Rodger Penzabene allegedly wrote this song from a place of discovering that his wife had been unfaithful. He was overcome with the pain and killed himself with a gun.

When talking about infidelity discovery, I hear and read about fears regarding pushing the cheater to suicide. However, little effort is made to realize how faithful spouses are close to killing themselves as well.

Despair is real for faithful spouses.

I know the thought of killing myself entered my mind during some of my darkest moments.

Suicide is NOT the answer, though!

Such means the cheater wins. And it means hurting the people who actually love you deeply. Trust me, those people DO exist.

As much pain or how hopeless life seems right now, I assure you the acute pain will pass and opportunities will come. This is something I can say from my own experience. It happened for me and can for you, too.

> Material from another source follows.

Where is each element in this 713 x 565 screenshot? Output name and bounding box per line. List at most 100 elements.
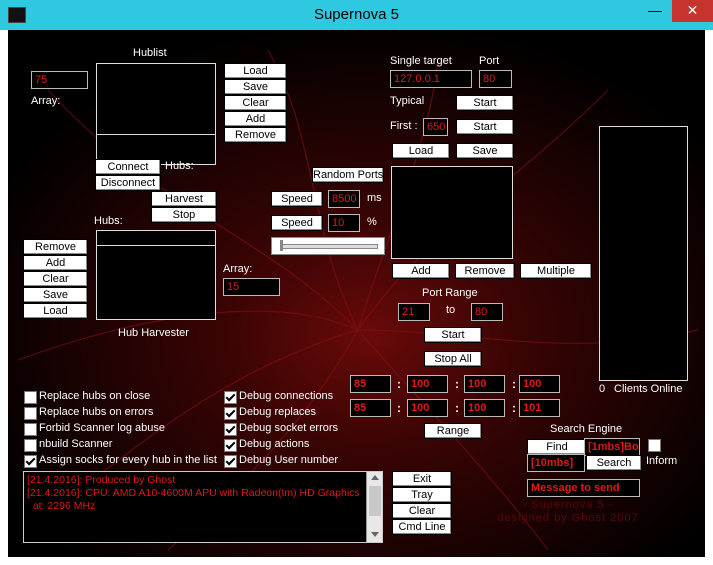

As outsiders, I write this post to help you understand how devastating discovering an unfaithful spouse is for the faithful partner. 

The secular world might make adultery look “hip.” Christians might minimize adultery as just one sin (“We’re all sinners, after all“).

But I assure you that being cheated upon is world up-ending for the faithful partner…

Being cheated on is so traumatic that suicide looks like an appealing exit from the pain and mess such infidelity makes of the faithful spouse’s future.

This is part of the reason I am so adamant that adultery NEEDS TO BE TAKEN SERIOUSLY!

Faithful spouses need to know God’s people will rally around them and support them as people who understand adultery as utterly devastating.

The victims of such horrific sin deserve this compassion far more than the perpetrators. Yet for some backwards reason, we seem to extend compassion to the later on this matter while ignoring the former.

This needs to stop. We need to expand our compassion to adultery victims and recognize how tenuous their hold on life might be!